LIVING/CONTROLLED RADICAL POLYMERIZATION IN A CONTINUOUS TUBULAR REACTOR
Enright, Thomas E.
MetadataShow full item record
Significant advances have been made in the understanding of living/controlled radical polymerization processes since their discovery in the early 1990’s. These processes enable an unprecedented degree of control over polymer architecture that was previously not possible using conventional radical polymerization processes, and this has made possible the synthesis of many new and interesting materials. However, there has been only limited success in commercializing these new methods. Recently there has been increased focus on the development of more industrially viable processes. Dispersed aqueous phase reactions have received much attention because these water-based processes have several technical, economic, and environmental benefits over the more common solution and bulk reactions that were originally developed. Likewise, there has been some investigation of using continuous reactors that have potential technical and economic benefits over the more commonly employed batch reactors. This thesis presents an in-depth study that combines the three aforementioned technologies: living/controlled radical polymerization, dispersed phase aqueous reactions, and continuous reactors.

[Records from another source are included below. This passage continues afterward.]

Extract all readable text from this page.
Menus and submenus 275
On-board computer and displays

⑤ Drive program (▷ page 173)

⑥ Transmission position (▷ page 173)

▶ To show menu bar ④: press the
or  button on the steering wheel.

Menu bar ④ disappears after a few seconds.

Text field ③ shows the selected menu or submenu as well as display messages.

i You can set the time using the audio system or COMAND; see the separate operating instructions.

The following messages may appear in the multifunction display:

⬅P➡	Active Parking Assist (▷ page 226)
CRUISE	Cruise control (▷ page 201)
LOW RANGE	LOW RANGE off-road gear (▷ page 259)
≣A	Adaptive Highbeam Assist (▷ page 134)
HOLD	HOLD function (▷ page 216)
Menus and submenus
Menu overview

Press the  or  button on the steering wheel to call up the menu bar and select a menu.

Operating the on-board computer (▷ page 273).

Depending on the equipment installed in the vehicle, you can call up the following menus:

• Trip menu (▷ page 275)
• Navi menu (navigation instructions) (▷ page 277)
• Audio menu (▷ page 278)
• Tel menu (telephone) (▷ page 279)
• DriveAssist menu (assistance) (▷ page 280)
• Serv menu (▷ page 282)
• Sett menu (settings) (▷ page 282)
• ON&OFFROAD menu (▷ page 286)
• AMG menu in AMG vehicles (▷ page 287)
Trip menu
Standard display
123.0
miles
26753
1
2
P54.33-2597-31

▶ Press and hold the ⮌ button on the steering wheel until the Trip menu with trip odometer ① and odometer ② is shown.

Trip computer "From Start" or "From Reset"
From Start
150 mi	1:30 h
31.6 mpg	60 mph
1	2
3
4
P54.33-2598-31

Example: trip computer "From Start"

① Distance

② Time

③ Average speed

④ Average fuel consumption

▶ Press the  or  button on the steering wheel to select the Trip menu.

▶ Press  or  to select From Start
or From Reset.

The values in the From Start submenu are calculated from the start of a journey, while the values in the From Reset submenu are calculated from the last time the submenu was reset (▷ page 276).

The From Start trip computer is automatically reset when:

Specifically, the system of interest is a nitroxide-mediated miniemulsion polymerization reaction in a continuous tubular reactor to produce polymer latex. Design of the continuous tubular reactor is discussed in some detail with a focus on specific technical challenges that were faced in building a functional apparatus for this system. Scoping experiments are described which identified a significant effect of temperature ramping rate that is critical to understand when moving to larger scale reactors for this system. The unexpected phenomenon of room temperature polymerization initiated by ascorbic acid is also described. There is demonstration for the first time that bulk and miniemulsion polymers can be produced in a tubular reactor under controlled nitroxide-mediated polymerization conditions, and copolymers can be produced. A detailed residence time distribution study for the tubular reactor is also shown, and several interesting phenomena are discussed that have implications on the practical operating conditions of the tubular reactor. This particular study makes it clear that one should experimentally verify the residence time distribution within a continuous system with the reactants of interest, and that model systems may not give an accurate picture of the real system.